三女公子虞华婚事尘埃落定,府中人人称道,艳羡不已。
周氏看在眼里,心中焦灼,趁着女儿虞慎在侧,当着她的面,与两名贴身婢子低声闲谈,句句皆绕着女儿的婚事。
她轻叹了口气,看向身侧婢子,语气带着期许:
“慎儿也将及笄,那日三女笄礼宴会,满堂世家公子若有慎儿中意的,为娘便帮你筹谋。”
一名婢子连忙附和,笑意殷切:
“若论最优人选,当属高宇公子。高公子年少有为,文武双全,高氏更是我齐国根基深厚的老牌大族,门第显赫。若是女公子能嫁入高府,往后便是尊荣安稳,前程坦荡,定然不输那嫡女华。”
另一名婢子亦连忙应声:
“婢子时常瞧见,高公子常与咱们女公子书信往来、相伴闲谈,交情素来亲厚。再者高家主母素来对咱们女公子偏爱器重,定是一桩良缘。”

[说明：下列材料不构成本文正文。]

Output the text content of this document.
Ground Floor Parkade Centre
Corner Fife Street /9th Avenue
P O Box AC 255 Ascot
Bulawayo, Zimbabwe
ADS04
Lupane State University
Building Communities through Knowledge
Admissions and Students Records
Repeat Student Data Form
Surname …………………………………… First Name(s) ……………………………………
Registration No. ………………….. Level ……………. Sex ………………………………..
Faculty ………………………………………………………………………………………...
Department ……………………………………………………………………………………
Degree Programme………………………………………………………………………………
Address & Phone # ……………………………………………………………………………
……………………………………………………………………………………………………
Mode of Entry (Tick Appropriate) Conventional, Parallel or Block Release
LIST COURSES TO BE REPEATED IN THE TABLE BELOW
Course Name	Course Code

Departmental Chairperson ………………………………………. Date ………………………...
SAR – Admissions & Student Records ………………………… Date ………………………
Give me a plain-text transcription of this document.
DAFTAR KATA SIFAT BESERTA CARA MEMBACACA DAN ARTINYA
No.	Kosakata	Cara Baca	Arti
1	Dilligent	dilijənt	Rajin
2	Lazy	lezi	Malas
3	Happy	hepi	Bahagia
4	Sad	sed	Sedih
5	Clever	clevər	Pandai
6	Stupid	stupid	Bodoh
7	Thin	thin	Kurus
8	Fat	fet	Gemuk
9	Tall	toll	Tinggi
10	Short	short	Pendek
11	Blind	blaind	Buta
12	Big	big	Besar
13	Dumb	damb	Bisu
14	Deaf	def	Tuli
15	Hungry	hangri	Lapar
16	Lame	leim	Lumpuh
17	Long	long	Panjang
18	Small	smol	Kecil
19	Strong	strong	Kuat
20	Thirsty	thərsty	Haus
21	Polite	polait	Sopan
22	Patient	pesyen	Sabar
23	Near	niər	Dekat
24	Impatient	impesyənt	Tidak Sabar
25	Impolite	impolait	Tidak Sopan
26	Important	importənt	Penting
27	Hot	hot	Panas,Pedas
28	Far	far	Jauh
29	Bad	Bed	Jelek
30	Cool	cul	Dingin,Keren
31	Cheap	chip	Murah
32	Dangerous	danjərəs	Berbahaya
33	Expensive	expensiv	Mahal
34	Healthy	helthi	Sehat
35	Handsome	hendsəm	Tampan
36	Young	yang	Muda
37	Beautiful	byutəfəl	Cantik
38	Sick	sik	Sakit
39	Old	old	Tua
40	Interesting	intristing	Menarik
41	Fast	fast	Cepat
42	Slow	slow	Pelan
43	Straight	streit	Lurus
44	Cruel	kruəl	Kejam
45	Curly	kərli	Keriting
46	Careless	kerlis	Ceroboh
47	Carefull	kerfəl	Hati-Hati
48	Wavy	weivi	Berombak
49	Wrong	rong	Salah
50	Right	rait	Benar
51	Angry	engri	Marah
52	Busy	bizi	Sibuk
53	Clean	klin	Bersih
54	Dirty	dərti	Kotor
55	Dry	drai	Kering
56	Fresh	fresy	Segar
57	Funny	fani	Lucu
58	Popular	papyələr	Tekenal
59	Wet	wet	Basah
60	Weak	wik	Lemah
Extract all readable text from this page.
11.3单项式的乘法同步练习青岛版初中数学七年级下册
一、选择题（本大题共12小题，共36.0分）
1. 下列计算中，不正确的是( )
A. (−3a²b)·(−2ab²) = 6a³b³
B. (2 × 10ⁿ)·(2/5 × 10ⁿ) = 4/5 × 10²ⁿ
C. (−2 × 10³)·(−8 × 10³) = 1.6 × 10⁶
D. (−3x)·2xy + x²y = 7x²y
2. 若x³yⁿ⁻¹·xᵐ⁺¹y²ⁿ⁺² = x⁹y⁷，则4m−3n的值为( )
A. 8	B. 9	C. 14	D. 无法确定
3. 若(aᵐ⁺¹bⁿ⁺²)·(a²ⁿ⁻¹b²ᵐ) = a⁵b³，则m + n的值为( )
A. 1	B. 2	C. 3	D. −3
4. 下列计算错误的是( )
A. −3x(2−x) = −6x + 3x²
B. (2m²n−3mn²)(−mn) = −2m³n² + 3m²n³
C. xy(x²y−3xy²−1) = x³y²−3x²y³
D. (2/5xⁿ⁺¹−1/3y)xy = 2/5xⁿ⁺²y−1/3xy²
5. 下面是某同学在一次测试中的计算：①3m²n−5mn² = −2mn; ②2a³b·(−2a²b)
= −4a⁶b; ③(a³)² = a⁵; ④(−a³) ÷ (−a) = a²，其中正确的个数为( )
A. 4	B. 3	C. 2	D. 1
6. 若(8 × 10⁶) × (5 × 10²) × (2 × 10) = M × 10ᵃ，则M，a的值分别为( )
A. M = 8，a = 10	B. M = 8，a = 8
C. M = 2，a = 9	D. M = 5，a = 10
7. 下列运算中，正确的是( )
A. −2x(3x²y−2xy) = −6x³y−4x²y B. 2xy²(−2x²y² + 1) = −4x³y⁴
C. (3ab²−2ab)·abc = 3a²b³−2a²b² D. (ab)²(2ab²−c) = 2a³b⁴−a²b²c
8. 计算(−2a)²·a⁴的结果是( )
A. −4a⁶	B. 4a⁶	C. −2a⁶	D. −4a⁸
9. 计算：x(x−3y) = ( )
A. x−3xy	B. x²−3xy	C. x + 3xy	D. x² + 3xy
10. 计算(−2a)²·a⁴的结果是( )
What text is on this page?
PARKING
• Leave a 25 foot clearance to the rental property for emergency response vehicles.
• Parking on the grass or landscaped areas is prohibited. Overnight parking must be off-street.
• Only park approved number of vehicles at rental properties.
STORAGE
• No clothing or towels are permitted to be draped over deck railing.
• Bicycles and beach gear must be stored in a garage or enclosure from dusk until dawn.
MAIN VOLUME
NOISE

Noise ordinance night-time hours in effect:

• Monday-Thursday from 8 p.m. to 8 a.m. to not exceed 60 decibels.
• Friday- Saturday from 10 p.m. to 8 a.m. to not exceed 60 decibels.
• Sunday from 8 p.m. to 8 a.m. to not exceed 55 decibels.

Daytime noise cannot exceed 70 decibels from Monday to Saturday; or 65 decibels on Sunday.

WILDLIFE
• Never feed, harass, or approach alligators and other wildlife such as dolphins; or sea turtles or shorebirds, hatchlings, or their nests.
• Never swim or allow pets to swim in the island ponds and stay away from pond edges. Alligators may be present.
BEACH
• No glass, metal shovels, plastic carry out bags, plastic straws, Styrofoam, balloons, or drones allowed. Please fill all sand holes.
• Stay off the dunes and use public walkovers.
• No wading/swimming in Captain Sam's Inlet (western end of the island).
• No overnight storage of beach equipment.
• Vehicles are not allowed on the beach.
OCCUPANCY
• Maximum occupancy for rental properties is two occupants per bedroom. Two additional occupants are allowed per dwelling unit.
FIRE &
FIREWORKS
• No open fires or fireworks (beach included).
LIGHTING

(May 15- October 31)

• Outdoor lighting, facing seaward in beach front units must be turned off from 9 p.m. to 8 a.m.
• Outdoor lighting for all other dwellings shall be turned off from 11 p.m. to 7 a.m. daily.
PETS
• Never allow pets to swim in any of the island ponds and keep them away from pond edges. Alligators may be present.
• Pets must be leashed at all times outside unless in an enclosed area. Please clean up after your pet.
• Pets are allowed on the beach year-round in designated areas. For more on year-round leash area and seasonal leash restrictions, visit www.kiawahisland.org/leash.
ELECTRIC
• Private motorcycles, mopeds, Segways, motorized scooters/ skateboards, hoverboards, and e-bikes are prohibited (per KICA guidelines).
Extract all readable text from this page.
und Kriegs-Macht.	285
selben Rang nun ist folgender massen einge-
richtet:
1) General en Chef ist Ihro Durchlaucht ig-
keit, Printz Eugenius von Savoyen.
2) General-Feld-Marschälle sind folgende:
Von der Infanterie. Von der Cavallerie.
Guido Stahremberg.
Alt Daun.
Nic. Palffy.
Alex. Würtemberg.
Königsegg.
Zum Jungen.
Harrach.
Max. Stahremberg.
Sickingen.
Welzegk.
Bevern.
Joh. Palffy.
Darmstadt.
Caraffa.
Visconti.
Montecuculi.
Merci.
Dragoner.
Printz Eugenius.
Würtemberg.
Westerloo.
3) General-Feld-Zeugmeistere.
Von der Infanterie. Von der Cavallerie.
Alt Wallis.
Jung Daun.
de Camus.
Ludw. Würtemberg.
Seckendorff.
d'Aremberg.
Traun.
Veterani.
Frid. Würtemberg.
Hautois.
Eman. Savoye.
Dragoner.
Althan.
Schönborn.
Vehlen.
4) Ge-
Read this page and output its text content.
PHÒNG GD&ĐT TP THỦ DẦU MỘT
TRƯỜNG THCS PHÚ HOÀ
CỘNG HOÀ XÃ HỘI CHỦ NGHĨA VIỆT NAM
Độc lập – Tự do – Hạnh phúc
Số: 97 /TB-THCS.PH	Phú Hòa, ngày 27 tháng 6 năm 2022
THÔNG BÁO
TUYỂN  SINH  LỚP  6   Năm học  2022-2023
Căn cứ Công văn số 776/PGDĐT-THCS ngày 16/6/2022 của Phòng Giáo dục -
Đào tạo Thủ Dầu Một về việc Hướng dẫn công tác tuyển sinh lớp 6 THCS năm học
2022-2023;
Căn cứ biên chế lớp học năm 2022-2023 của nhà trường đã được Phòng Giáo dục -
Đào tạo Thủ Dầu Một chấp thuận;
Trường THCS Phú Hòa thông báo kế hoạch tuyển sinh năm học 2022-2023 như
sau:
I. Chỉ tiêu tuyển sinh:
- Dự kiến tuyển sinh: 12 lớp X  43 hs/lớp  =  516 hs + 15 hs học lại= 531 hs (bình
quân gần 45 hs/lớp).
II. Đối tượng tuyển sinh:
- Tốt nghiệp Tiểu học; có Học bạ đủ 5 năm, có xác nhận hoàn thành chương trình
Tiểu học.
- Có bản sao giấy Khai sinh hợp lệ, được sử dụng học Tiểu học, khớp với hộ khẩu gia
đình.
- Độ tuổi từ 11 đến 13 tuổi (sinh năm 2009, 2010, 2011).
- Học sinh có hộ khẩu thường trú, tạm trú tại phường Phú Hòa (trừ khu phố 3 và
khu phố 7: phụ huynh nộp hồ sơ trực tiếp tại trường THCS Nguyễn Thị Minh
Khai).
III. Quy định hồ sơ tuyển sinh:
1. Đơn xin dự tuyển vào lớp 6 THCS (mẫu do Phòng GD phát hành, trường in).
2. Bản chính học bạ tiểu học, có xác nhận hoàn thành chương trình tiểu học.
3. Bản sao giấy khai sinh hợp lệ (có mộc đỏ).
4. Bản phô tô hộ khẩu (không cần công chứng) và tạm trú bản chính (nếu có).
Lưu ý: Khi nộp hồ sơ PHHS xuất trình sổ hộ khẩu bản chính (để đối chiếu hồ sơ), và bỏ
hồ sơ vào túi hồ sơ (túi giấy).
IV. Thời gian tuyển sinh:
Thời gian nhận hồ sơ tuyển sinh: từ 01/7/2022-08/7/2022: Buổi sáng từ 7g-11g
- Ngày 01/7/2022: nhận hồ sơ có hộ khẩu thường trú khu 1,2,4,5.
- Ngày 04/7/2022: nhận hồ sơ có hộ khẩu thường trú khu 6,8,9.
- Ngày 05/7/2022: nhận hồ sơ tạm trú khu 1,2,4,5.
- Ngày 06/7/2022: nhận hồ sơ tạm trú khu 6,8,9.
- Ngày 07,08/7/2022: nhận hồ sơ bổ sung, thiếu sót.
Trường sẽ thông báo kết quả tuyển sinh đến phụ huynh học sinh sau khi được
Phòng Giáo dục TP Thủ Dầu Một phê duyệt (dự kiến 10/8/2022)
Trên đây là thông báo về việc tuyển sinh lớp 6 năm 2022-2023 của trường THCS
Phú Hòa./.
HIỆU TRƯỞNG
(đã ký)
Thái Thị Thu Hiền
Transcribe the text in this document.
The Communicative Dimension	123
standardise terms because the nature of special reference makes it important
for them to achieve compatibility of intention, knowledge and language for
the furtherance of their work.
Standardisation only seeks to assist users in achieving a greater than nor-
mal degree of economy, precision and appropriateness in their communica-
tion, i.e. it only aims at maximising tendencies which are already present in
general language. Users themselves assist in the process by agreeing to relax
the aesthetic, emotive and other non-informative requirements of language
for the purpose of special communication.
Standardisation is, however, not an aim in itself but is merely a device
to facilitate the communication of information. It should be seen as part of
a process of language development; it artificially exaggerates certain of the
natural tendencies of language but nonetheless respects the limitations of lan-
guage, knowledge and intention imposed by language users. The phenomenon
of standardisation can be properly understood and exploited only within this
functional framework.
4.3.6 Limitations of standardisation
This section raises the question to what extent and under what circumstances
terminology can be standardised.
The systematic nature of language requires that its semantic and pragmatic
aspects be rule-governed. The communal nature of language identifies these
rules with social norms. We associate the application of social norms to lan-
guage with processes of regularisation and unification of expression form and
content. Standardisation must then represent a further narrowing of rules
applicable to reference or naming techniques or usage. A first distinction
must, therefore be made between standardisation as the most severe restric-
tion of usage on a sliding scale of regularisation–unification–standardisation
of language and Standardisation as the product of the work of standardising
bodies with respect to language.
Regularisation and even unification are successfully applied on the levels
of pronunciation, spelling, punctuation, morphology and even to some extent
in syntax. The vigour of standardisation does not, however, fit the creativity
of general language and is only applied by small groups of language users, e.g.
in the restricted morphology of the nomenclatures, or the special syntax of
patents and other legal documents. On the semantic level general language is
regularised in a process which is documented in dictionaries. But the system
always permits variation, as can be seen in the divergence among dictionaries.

周氏闻言,眸中期许缓缓黯淡,化作一抹苦涩,她苦笑着摇头,目光不自觉瞟向一旁默然静坐的虞慎,满是心疼与无奈:
“高府门第煊赫,慎儿怕难为正室。我这辈子俯仰由人、谨小慎微,受尽庶出侧室的苦楚。慎儿必要嫁得踏实安稳,做正室夫人,方可一生无忧。”
一婢子想起笄礼当日场景,语气又添几分愤懑不甘:
“那日笄礼,咱们女公子一舞倾城,偏偏那一出舞剑锋芒太盛,肆意抢风头,实在可恶。”
耳畔絮絮叨叨的议论声不断翻涌,字字句句戳在心上,虞慎只觉心口憋闷烦躁。
她强压下心底烦闷,垂下眼眸,语气温和却带着疏离,轻声开口:
“娘亲,天色已晚,夜深露重,女儿先回房歇息了。”
回到独居院落,屋内烛火清幽,静谧无声。虞慎缓步走到窗前,静静倚靠在窗棂边。她五指紧紧攥着一方素色帛绢,紧紧贴在胸口,指节微微泛白,力道几乎要将帛绢揉碎。
平整的帛绢被反复攥捏,布满层层褶皱,绢布背面,隐隐透出深浅不一的墨迹——那是她踌躇再三、斟酌数遍,却始终不敢寄出的告白书信。
案上清茶袅袅,温热水汽缓缓升腾,氤氲在清冷夜色里,朦胧了少女清丽娇嫩的眉眼,衬得她宛若含露花朵,绝色动人,却难掩眉尖深深蹙起的郁结心事,眼底满是怅惘与不安。
思绪悠悠飘回三年前的春日。彼时春雨潇潇,细雨如丝,漫天斜织如画。年少的她不慎被困雨中,无处避身,慌乱之下,孤身冲进高府朱红大门的檐下躲雨。
春寒料峭,细雨沾衣,浸透了单薄衣衫。她孤零零蹲在檐下,双臂环住双膝,瑟瑟发抖,寒凉浸透四肢百骸。水雾氤氲的眼眸里蓄满委屈无措的泪水,孤苦又单薄。
雨势迟迟未歇,就在她满心寒凉无助之时,厚重的朱门缓缓开启,一名俊朗少年踏雨而出。年少的高宇身姿挺拔,眉目清朗,手中稳稳执着一柄素伞,缓步走到她身前,温柔递来。
他抬眸看向狼狈垂泪的她,笑意温暖明亮,似穿透漫天冷雨的暖阳,一瞬驱散了她心底所有阴云。少女怔怔凝望,拭干眼角泪水,亦仰头回以一抹浅浅笑意。
便是这一伞之缘,牵绊至今,三年未断。
她素来性情沉静,不喜外出游乐,常年深居简出、闭门度日;而高宇自幼被家中长辈严加管束,亦少有闲时外出。
二人便以白鸽传书为契,笔墨互通。三年光阴,百余封书信,字字温柔,句句知心。每有白鸽携信归来,便是她孤寂岁月里最欢喜、最雀跃的时刻,是她黯淡生活里唯一的光亮与慰藉。
可近月以来,世事悄然翻转。
她先是结识了二姐虞乐。虞乐生母早逝,无依无靠,在府中素来处境窘迫、备受打压,地位远不如她。起初虞慎心中安稳踏实,终于有一人身份不及自己,她真心将虞乐视作难得的知音,满心坦诚相待。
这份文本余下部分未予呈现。